Over the 50 years an investor in the S&P 500 who reinvested dividends (and did not pay brokerage or other fees) would have earned 9.8 percent a year before taxes. On a $330 investment, that would amount to almost $35,000. A “Fantasticks” investor who simply cashed every check and put the money in a mattress would now have $80,000, a return of 11.6 percent a year. But if you assume that the money paid out $1,600 a year over 50 years, and that the investor did not spend the cash, but instead invested it in Treasury bills, the safest investment around, that backer would now have about $422,000, a return of 15.4 percent a year.That's 50 years ago. The show opened May 3, 1960. Brought back memories. Here's a clip of the overture and "Try to Remember," the signature song, from a production by the Bard Musical Theater Co. at Bard College in New York state:
More details, from the Times' story by Patrick Healy:
The tale of young lovers torn apart by warring families, perhaps most identified with the bittersweet song “Try to Remember,” “The Fantasticks” opened on May 3, 1960, and ran for a record-setting 17,162 performances before closing in 2002. With music by Harvey Schmidt and a book and lyrics by Tom Jones, the show remains the longest-running musical in the world; the New York production of “Phantom” is not quite half its age.

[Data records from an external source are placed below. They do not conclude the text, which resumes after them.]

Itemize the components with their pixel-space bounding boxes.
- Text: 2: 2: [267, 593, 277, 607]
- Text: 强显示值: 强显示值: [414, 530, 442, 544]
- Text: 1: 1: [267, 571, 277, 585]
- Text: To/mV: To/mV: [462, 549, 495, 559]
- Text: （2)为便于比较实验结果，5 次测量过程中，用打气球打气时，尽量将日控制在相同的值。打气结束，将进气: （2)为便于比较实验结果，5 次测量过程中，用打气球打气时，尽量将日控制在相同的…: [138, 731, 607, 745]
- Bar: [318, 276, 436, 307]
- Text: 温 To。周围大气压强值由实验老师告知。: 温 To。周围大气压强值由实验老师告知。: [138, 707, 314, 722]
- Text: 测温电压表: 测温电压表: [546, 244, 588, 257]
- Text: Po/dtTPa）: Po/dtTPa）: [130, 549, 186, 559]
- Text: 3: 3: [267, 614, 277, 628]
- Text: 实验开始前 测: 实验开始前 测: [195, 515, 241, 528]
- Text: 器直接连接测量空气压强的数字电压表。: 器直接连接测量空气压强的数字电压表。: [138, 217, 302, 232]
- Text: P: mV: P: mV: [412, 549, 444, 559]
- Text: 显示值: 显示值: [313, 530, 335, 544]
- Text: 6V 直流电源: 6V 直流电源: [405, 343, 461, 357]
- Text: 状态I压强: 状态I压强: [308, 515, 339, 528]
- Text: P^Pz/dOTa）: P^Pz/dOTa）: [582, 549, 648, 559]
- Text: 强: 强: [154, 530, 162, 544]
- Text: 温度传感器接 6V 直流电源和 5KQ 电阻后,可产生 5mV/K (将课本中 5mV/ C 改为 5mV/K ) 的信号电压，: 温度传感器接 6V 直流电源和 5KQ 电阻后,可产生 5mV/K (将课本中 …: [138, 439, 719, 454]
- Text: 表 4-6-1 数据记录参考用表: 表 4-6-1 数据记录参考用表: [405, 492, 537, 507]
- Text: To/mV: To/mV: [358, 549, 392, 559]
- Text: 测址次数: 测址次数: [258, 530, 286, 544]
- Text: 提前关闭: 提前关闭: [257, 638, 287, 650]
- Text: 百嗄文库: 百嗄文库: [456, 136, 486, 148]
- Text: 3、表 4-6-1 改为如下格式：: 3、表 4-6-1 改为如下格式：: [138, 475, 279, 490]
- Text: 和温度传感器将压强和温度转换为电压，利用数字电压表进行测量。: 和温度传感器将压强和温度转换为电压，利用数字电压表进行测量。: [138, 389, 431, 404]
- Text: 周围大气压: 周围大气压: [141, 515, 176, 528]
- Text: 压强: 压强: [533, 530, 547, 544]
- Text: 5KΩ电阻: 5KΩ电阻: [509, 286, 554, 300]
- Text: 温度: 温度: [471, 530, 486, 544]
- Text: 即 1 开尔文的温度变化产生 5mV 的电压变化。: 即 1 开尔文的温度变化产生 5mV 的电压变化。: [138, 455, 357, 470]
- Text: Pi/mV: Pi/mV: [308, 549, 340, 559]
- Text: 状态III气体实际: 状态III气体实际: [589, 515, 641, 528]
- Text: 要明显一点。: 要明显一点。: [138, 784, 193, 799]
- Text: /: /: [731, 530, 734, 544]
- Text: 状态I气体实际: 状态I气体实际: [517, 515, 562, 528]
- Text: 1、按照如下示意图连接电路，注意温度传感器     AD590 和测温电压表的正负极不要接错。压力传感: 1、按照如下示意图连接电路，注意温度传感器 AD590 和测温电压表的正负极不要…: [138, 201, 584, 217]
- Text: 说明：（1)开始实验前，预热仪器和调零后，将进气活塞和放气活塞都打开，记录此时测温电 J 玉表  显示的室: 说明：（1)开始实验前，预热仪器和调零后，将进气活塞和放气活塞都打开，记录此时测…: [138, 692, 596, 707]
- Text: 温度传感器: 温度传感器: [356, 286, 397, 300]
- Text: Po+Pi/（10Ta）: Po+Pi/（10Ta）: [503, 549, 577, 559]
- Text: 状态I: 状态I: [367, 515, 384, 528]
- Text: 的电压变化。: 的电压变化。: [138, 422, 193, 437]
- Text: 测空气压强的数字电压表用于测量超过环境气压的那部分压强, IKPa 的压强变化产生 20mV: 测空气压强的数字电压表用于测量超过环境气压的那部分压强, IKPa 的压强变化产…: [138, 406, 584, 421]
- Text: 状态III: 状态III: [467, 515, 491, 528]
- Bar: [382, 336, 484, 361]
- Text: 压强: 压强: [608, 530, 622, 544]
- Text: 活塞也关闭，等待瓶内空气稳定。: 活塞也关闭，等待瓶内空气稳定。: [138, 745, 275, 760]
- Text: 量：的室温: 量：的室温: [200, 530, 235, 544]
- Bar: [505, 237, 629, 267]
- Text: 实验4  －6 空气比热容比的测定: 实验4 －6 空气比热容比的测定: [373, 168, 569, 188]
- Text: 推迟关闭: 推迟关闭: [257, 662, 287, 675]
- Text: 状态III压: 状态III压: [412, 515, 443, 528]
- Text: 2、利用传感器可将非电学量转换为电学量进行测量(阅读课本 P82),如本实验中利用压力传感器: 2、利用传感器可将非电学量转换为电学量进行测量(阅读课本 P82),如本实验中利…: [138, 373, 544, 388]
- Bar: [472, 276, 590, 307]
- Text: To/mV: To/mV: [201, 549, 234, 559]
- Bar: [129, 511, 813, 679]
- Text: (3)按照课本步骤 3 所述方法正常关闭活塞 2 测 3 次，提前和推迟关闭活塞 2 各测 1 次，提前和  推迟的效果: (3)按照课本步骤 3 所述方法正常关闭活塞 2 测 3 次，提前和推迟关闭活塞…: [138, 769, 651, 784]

Many of the original investors in the show were not experienced theater hands but rather friends and neighbors of some of the artists and executives involved in the show. (Neither Mr. Farber, the lawyer [interviewed in the story], nor the show’s accountants could say precisely how many of the show’s 52 original investors are still alive.)
It was a struggle for those “Fantasticks” executives to recruit investors for the no-name show. They held several “backer’s auditions” in New York City and on Long Island (including at the Farbers’ former home in Merrick) to raise money for the show’s $16,500 budget. A typical Off Broadway musical today, by contrast, costs more than $1 million to mount.